Late last month, Barron’s ran an opinion piece that lays out the futility of divestment from fossil fuel given the critical role of industry in developing and investing in proactive climate solutions —a fact often ignored by those who push empty gesture divestment.
The authors of the piece, Thomas H. Stoner Jr. and David Schimel, are experts in predictive equity portfolio analytics and research science, respectively. Stoner and Schimel almost immediately point out the obvious opportunity the energy industry has to pivot towards climate solutions, if given the chance. In their words, “perhaps the most direct climate change solution would be to incentivize those companies to reduce emissions.” Divestment, as they highlight, ignores this opportunity.

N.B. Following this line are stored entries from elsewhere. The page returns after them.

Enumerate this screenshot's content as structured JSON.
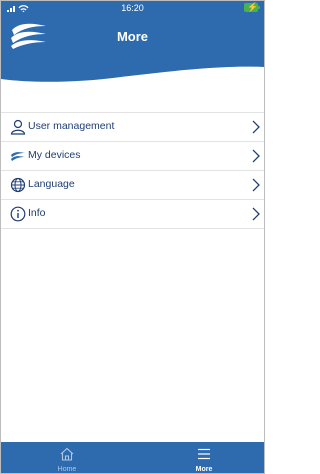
{
  "status_bar": {
    "time": "16:20"
  },
  "header": {
    "title": "More"
  },
  "menu": {
    "items": [
      {
        "label": "User management",
        "icon": "user-icon"
      },
      {
        "label": "My devices",
        "icon": "devices-wave-icon"
      },
      {
        "label": "Language",
        "icon": "globe-icon"
      },
      {
        "label": "Info",
        "icon": "info-icon"
      }
    ]
  },
  "tab_bar": {
    "tabs": [
      {
        "label": "Home",
        "icon": "home-icon",
        "active": false
      },
      {
        "label": "More",
        "icon": "menu-icon",
        "active": true
      }
    ]
  },
  "colors": {
    "brand_blue": "#2d6aae",
    "label_navy": "#1f3e73",
    "tab_inactive": "#b5c8e2"
  }
}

This point echoes one of our most recent blog posts, highlighting the fact that institutions are increasingly rejecting divestment to opt for tangible sustainability efforts. With that being the case, directly investing in energy companies to encourage environmental solutions is far more proactive than giving up your stake and, in turn, voice.
Schimel and Stoner also point out that a significant portion of investment in emissions reductions technology is already sourced from the fossil fuel industry. From the op-ed:
“[It] turns out that the investments by Big Oil in carbon reducing technology are now outpacing those of venture investment into clean tech. So why shouldn’t those traditionally “dirty” companies be rewarded for their efforts? After all, the world has the most to gain if they rapidly decarbonize while meeting consumer demand for renewable energy.”
That’s right – give credit where it is due, and the fossil fuel industry is ultimately owed that. The divestment movement is seeking to ‘punish’ the industry but conveniently ignores the industry’s contributions to the solution. Apparently, ‘Big Oil’ investing in emissions reduction and developing sustainable solutions does not fit into the ‘divestment movement’ narrative and is consequently redacted from their version of the facts.
Activists have even attempted to repudiate these efforts by pointing to the intent of oil majors for investing in tech – asserting that the industry doesn’t truly care about climate change and thus, shouldn’t be hailed for their efforts. This line of thinking, however, is just symptomatic of a greater problem with the divestment movement: they’re all about symbolic empty gestures but when substantive steps are taken to address climate change, they pick it apart to discredit the effort. According to the op-ed:
“In 2016, the most recent year for which data is available, the oil majors spent a total of $6.2 billion on renewable energy firms, purchasing twice as many companies as they had the year before. (…) Some of these investments are pure business decisions. Some are naked attempts to placate angry shareholders. But the motivation matters less than the scale. And these investments are starting to pay off: in one recent five-year period, the oil sector also saw an overall drop of 12% in carbon emissions.”
The piece continues, calling out the climate and divestment community for their bias:
“These large companies have the wherewithal to make massive investments in clean technology and to decarbonize their assets. Not grading them fairly for those efforts or, worse, ignoring them entirely, makes little sense if the objective is to address climate change.”
Alternative energy sources are becoming increasingly competitive, and the fossil fuel industry does not deny that fact, contrary to activist musings. In fact, the numbers prove that they’ve embraced the evolution of the energy industry and continue to invest in new opportunities to develop reliable, secure, affordable, and sustainable energy. Perhaps, instead of focusing on which companies or funds to punish, divestment activists should take the lead of the fossil fuel industry and direct their efforts towards pivoting to actual solutions.